One such situation occurs when we talk about self-driving cars. While you are driving, the medium is constantly shifting in real time, but your brain compensates for the changes and you are able to focus on the task at hand. A.I. tends to make mistakes in this situation because the information constantly changes, and the visual system cannot maintain the pace.

To smell or not to smell

While vision-based information is concrete, smells are fundamentally different since they have no clear shapes, colors or sizes. The structure of the olfactory system is also radically different. The odors are analyzed by an inferior network that is considered to be less complex than the visual one. The neurons in olfactory areas so do not prioritize information, capturing random traces that follow no specific set of rules. If the visual cortex creates maps, the olfactory system is not able to offer such a specific result, as the information received is quite vague.

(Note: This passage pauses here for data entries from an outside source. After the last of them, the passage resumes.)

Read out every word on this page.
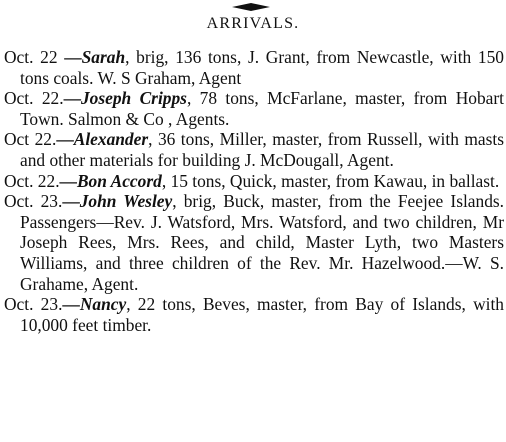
ARRIVALS.

Oct. 22 —Sarah, brig, 136 tons, J. Grant, from Newcastle, with 150 tons coals. W. S Graham, Agent

Oct. 22.—Joseph Cripps, 78 tons, McFarlane, master, from Hobart Town. Salmon & Co , Agents.

Oct 22.—Alexander, 36 tons, Miller, master, from Russell, with masts and other materials for building J. McDougall, Agent.

Oct. 22.—Bon Accord, 15 tons, Quick, master, from Kawau, in ballast.

Oct. 23.—John Wesley, brig, Buck, master, from the Feejee Islands. Passengers—Rev. J. Watsford, Mrs. Watsford, and two children, Mr Joseph Rees, Mrs. Rees, and child, Master Lyth, two Masters Williams, and three children of the Rev. Mr. Hazelwood.—W. S. Grahame, Agent.

Oct. 23.—Nancy, 22 tons, Beves, master, from Bay of Islands, with 10,000 feet timber.
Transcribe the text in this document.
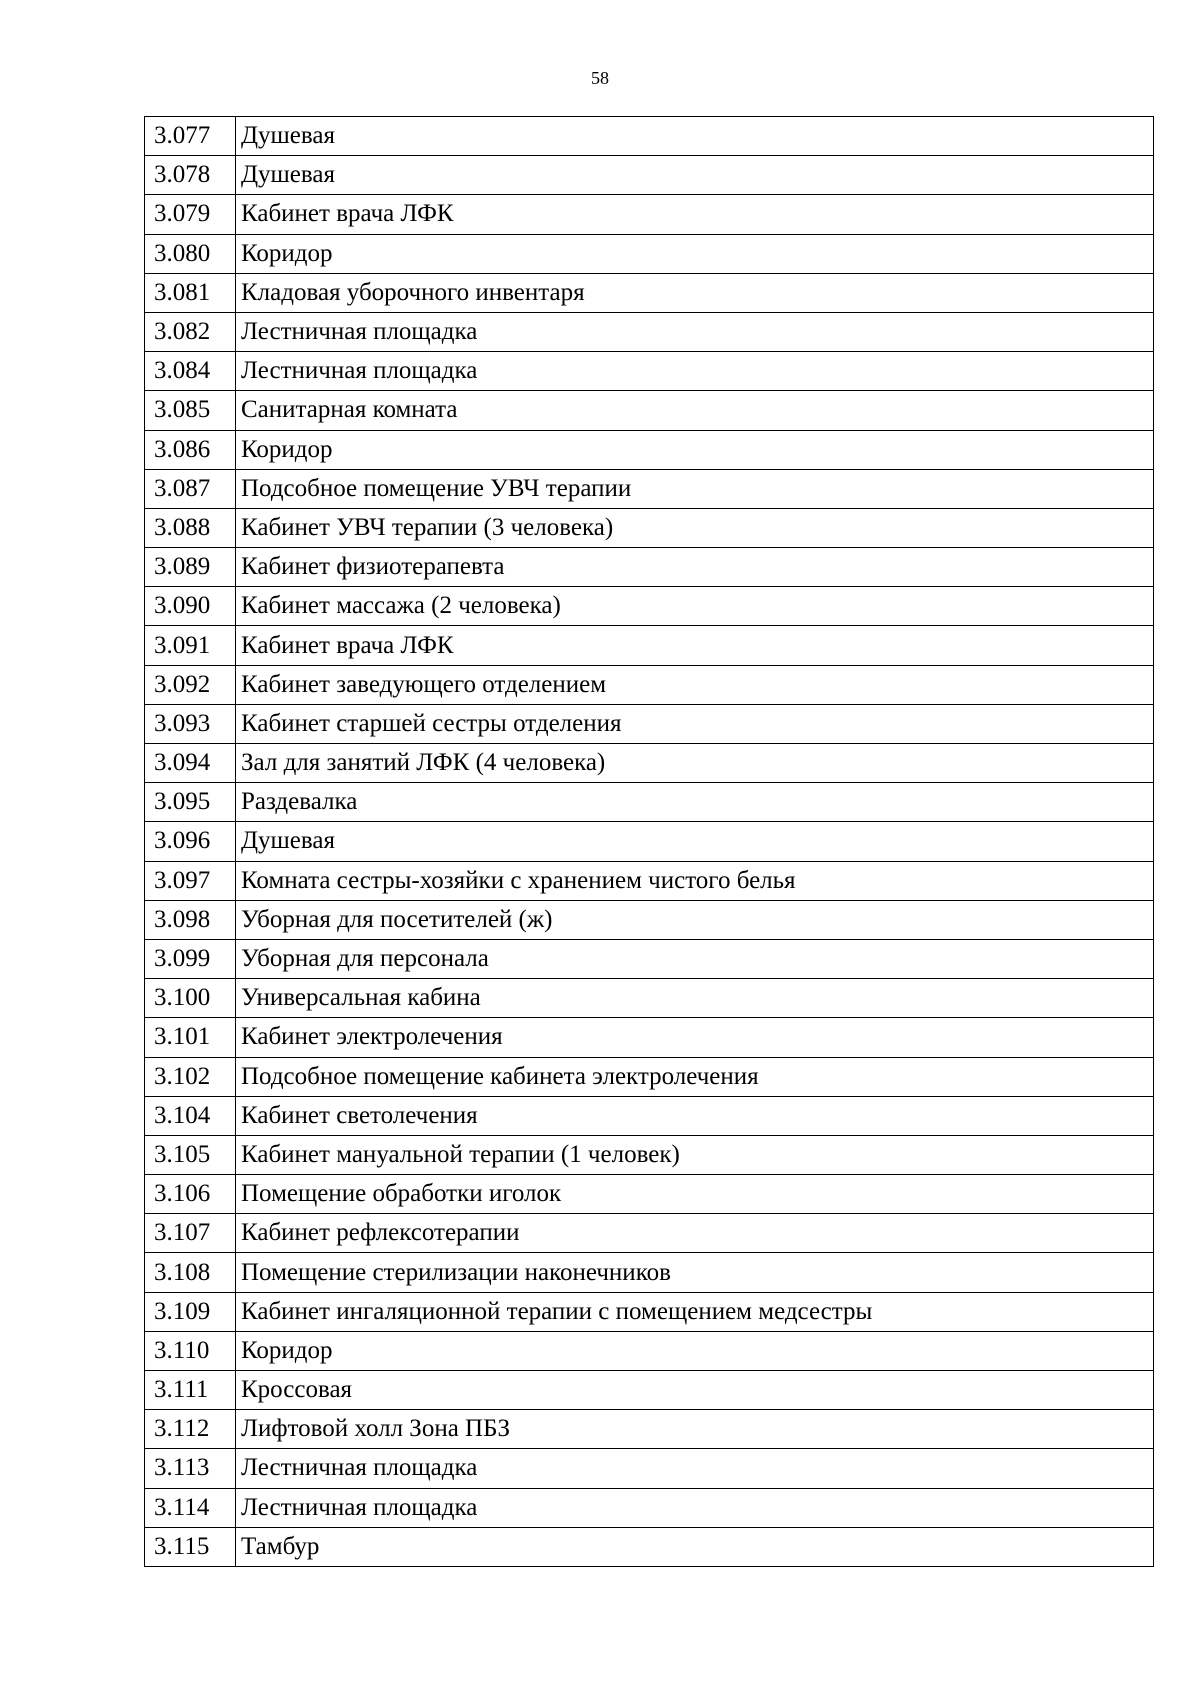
58
3.077	Душевая
3.078	Душевая
3.079	Кабинет врача ЛФК
3.080	Коридор
3.081	Кладовая уборочного инвентаря
3.082	Лестничная площадка
3.084	Лестничная площадка
3.085	Санитарная комната
3.086	Коридор
3.087	Подсобное помещение УВЧ терапии
3.088	Кабинет УВЧ терапии (3 человека)
3.089	Кабинет физиотерапевта
3.090	Кабинет массажа (2 человека)
3.091	Кабинет врача ЛФК
3.092	Кабинет заведующего отделением
3.093	Кабинет старшей сестры отделения
3.094	Зал для занятий ЛФК (4 человека)
3.095	Раздевалка
3.096	Душевая
3.097	Комната сестры-хозяйки с хранением чистого белья
3.098	Уборная для посетителей (ж)
3.099	Уборная для персонала
3.100	Универсальная кабина
3.101	Кабинет электролечения
3.102	Подсобное помещение кабинета электролечения
3.104	Кабинет светолечения
3.105	Кабинет мануальной терапии (1 человек)
3.106	Помещение обработки иголок
3.107	Кабинет рефлексотерапии
3.108	Помещение стерилизации наконечников
3.109	Кабинет ингаляционной терапии с помещением медсестры
3.110	Коридор
3.111	Кроссовая
3.112	Лифтовой холл Зона ПБЗ
3.113	Лестничная площадка
3.114	Лестничная площадка
3.115	Тамбур
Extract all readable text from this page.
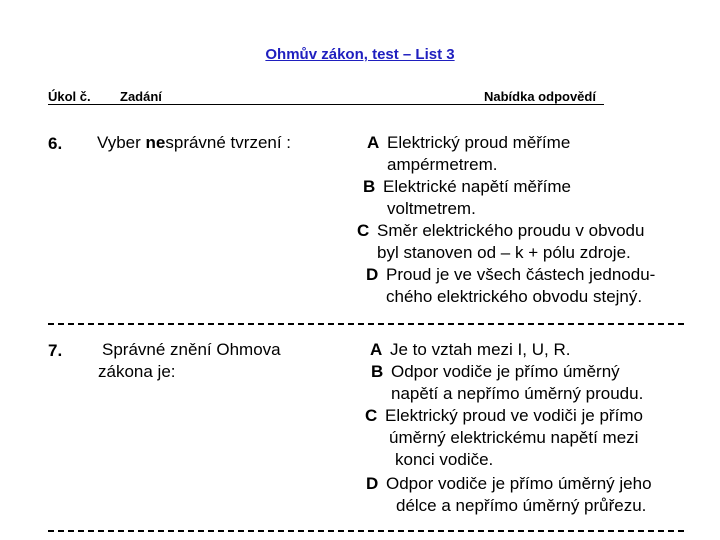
Ohmův zákon, test – List 3
Úkol č. Zadání	Nabídka odpovědí
6. Vyber nesprávné tvrzení :	A Elektrický proud měříme
ampérmetrem.
B Elektrické napětí měříme
voltmetrem.
C Směr elektrického proudu v obvodu
byl stanoven od – k + pólu zdroje.
D Proud je ve všech částech jednodu-
chého elektrického obvodu stejný.
7. Správné znění Ohmova
zákona je:
A Je to vztah mezi I, U, R.
B Odpor vodiče je přímo úměrný
napětí a nepřímo úměrný proudu.
C Elektrický proud ve vodiči je přímo
úměrný elektrickému napětí mezi
konci vodiče.
D Odpor vodiče je přímo úměrný jeho
délce a nepřímo úměrný průřezu.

This is why the olfactory system uses a considerably smaller number of neurons. When we are looking for a particular smell, only a small number of our neurons are highly active, as they are focused on tracking down that particular smell.

Several experiments have already revealed that a neural network which mimics are olfactory system is better at pinpointing targeted data, since it can focus without the need to use a high amount of previous data in order to ran comparisons.  The speed is also greater since the system learns to recognize only what it is already considered important and ignore anything that is situated outside the given parameters.

The creation of a network that can learn as it goes can dramatically reduce the cost and increase the flexibility of the network in the long run.

It remains to be seen how the new methods can be applied in the future.